Changes are implemented from the SSR GUI or PCLI (in this example the PCLI is used), and validated as part of the existing configuration workflow.

        idp-profile  strict-but-alert
name strict-but-alert
base-policy strict

rule alert-chunk-overflow
name alert-chunk-overflow

match
vulnerability HTTP:EXTRA_CONTROL_CHARACTERS
exit

outcome
action alert
exit
exit
exit

The new service configuration uses the idp-profile instead of the idp-policy.

        service      test-app
name test-app
address 172.16.2.0/24

access-policy lan
idp-profile strict-but-alert
source lan
exit
share-service-routes false
exit
note

After creating a new ruleset for IDP, the traffic will initially be routed "around" that particular set of rules until it is fully loaded into the IDP engine. Use show idp application status to verify the traffic status affected by the new rule.

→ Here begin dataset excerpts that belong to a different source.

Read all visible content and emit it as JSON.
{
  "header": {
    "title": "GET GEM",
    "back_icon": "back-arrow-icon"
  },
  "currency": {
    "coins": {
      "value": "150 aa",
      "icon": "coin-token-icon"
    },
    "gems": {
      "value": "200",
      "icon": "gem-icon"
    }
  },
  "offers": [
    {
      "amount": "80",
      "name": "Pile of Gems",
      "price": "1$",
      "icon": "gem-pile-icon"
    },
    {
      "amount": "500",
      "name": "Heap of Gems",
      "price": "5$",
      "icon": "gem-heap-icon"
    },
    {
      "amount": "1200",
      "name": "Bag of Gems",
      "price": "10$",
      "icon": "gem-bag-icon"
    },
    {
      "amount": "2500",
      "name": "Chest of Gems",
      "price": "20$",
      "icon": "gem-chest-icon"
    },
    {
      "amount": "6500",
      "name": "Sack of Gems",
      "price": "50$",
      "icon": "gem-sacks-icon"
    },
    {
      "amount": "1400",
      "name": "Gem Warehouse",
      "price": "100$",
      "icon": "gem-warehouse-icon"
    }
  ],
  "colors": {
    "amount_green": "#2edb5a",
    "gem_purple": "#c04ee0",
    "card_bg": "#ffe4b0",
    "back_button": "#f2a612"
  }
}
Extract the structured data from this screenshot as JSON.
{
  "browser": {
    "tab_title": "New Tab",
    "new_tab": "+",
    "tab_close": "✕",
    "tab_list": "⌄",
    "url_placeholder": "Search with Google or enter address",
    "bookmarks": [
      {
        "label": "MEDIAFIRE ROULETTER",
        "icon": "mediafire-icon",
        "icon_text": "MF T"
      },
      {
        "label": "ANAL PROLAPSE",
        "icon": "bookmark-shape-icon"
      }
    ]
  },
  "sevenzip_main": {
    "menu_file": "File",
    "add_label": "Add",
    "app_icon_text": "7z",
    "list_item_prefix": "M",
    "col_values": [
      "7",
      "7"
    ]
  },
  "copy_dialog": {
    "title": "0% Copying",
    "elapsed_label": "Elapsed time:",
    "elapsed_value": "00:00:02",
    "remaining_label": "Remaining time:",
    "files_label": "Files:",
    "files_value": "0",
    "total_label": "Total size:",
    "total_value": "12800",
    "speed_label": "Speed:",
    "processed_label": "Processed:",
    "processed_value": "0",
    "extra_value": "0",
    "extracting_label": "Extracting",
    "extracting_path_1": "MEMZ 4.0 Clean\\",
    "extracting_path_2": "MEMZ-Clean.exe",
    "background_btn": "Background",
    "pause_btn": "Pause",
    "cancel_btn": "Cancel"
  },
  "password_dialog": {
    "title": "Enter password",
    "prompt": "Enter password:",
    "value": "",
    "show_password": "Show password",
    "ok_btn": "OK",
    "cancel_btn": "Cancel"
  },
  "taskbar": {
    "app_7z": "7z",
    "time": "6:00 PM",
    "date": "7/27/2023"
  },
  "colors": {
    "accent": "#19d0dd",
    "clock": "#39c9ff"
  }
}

When the modified profile is applied to the configuration, the following state message appears while it compiles:

admin@node.cadillac# show idp application status
Wed 2023-07-12 14:25:19 UTC
✔ Retrieving IDP state data...

===============================================
node.cadillac
===============================================
Mode: spoke
Engine: on
Pod: active
Engine Started: 2023-07-11T14:39:55Z
Up Time: 23h 45m 24s
Last Commit: 2023-07-12T13:55:00Z
Last: starting

Engine Message:
IDP policy compiling, waiting to finish

Once the engine has applied the new policies, the compilation message disappears.

Retrieved IDP state data.
Completed in 0.02 seconds

Now when the vulnerability is matched, the event is logged, and traffic is allowed to pass:

admin@node.cadillac# show idp events since 2m
Wed 2023-07-12 14:27:45 UTC
========== ================================== ======== ============= =============================== ========== ========
Severity Time Threat Application Attack Protocol Action
========== ================================== ======== ============= =============================== ========== ========
6 2023-07-12 14:27:02.777000+00:00 MEDIUM HTTP HTTP:EXTRA_CONTROL_CHARACTERS TCP NONE

GUI Configuration

The following steps show how to use the GUI to use an existing IDP policy to create a modified IDP Profile.

  1. Navigate to the IDP Profile feature. Add IDP Profile

  2. Click ADD.

  3. Enter a Profile Name and click Save. The IDP Profiles configuration screen opens. Configure the IDP Profile

  4. In the Base Policy, select an existing policy to modify.

  5. To add exceptions to the rules, select ADD in the Rules field.

  6. Name the New item and click Save. This opens the settings for the new rule.

  7. Identify the following items that will be compared for a match:

note

The information available on the Security Events screen or the show idp-events command can be used to populate and modify the Rules fields shown below.

  • Client IP Address prefix
  • Destination IP Address
  • Vulnerability
  • Severity
  • Action Options

New Rule Settings After creating the custom ruleset, use the access-policy as shown in the workflow above to define the IDP policy where this custom ruleset is used.

note

After creating a new ruleset for IDP, the traffic will initially be routed "around" that particular set of rules until it is fully loaded into the IDP engine. Use show idp application status to verify the traffic status affected by the new rule.